Nach einer Einschätzung der nationalen Vereinigung für Warenhandel, Dienstleistungen und Tourismus (Confederação Nacional do Comércio de Bens, Serviços e Turismo, kurz: CNC) hat die Inflation im Dienstleistungssektor zum stärksten Rückgang im Jahresvergleich geführt seit Beginn der monatlichen Untersuchung zu Dienstleistungen des brasilianischen Instituts für Geografie und Statistik (IBGE).

Die aktuelle Untersuchung des IBGE zeigt, dass die Bruttoeinnahmen im Dienstleistungssektor von Februar bis März um 4,4 Prozent angestiegen sind. Dieses Wachstum kehrt den Rückgang von 3,3 Prozent zwischen Januar und Februar dieses Jahres wieder um – angetrieben vor allem durch den Umsatz im Segment der haushaltsnahen Dienstleistungen, der um 8,1 Prozent anstieg.

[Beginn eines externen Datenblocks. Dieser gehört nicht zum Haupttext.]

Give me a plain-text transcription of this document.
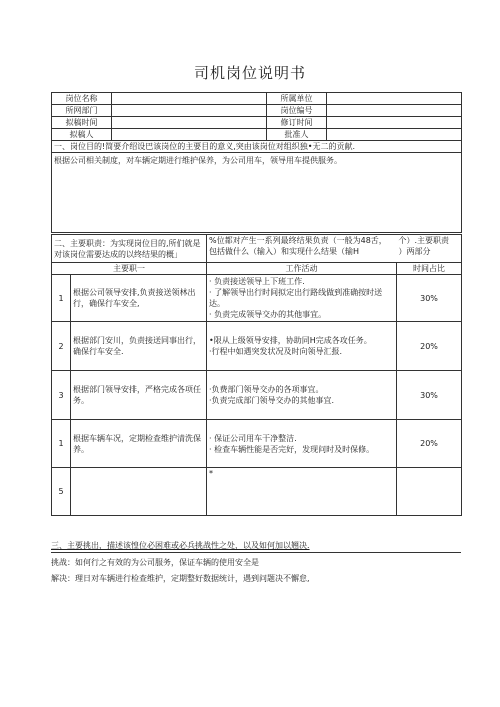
司机岗位说明书
岗位名称		所属单位	
所网部门		岗位编号	
拟稿时间		修订时间	
拟稿人		批准人	
一、岗位目的!简要介绍设巴该岗位的主要目的意义,突由该岗位对组织独•无二的贡献.
根据公司相关制度，对车辆定期进行维护保养，为公司用车，领导用车提供服务。
二、主要职责：为实现岗位目的,所们就是对该岗位需要达成的以终结果的概」		%位都对产生一系列最终结果负责（一般为48舌，包括做什么（输入）和实现什么结果（输H	个）.主要职责
）两部分
主要职一		工作活动	时间占比
1	根据公司领导安排,负责接送领林出行，确保行车安全,	· 负责接送领导上下班工作.
· 了解领导出行时间拟定出行路线做到准确按时送达。
· 负责完成领导交办的其他事宜。	30%
2	根据部门安川，负责接送同事出行，确保行车安全.	•限从上级领导安排，协助同H完成各攻任务。
·行程中如遇突发状况及时向领导汇报.	20%
3	根据部门领导安排，严格完成各项任务。	·负费部门领导交办的各项事宜。
·负责完成部门领导交办的其他事宜.	30%
1	根据车辆车况，定期检查维护清洗保养。	· 保证公司用车干净整洁.
· 检查车辆性能是否完好，发现问时及时保修。	20%
5		*	

三、主要挑出，描述该惶位必困难或必兵挑战性之处，以及如何加以翘决.
挑战：如何行之有效的为公司服务，保证车辆的使用安全是
解决：理日对车辆进行检查维护，定期整好数据统计，遇到问题决不懈怠,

Die inflationsbereinigte Veränderung im Vergleich zum März 2013 allerdings ist laut CNC negativ und liegt bei einem Minus von 2,3 Prozent. Damit ist das diesjährige Märzergebnis das schlechteste Resultat seit Januar 2013. „In Reais betrachtet bedeutet der Rückgang von 9,1 Prozent zwischen März 2013 und März 2014 den größten jährlichen Rückgang des realen Umsatzes im Dienstleistungssektor seit Beginn der Untersuchungen auf dieser Vergleichsbasis“, bestätigte der Ökonom des CNC Fabio Bentes.

Der Wissenschaftler glaubt jedoch, dass sich, abhängig von der Inflation, die Ergebnisse des Sektors im kommenden Monat verbessern werden. „Die Inflation im Dienstleistungssektor hat im März einen Höhepunkt erreicht, den höchsten in den vergangenen zwei Jahren. Aber im April sollte sich die Lage n Bezug auf den Preis verbessern.“ (ls)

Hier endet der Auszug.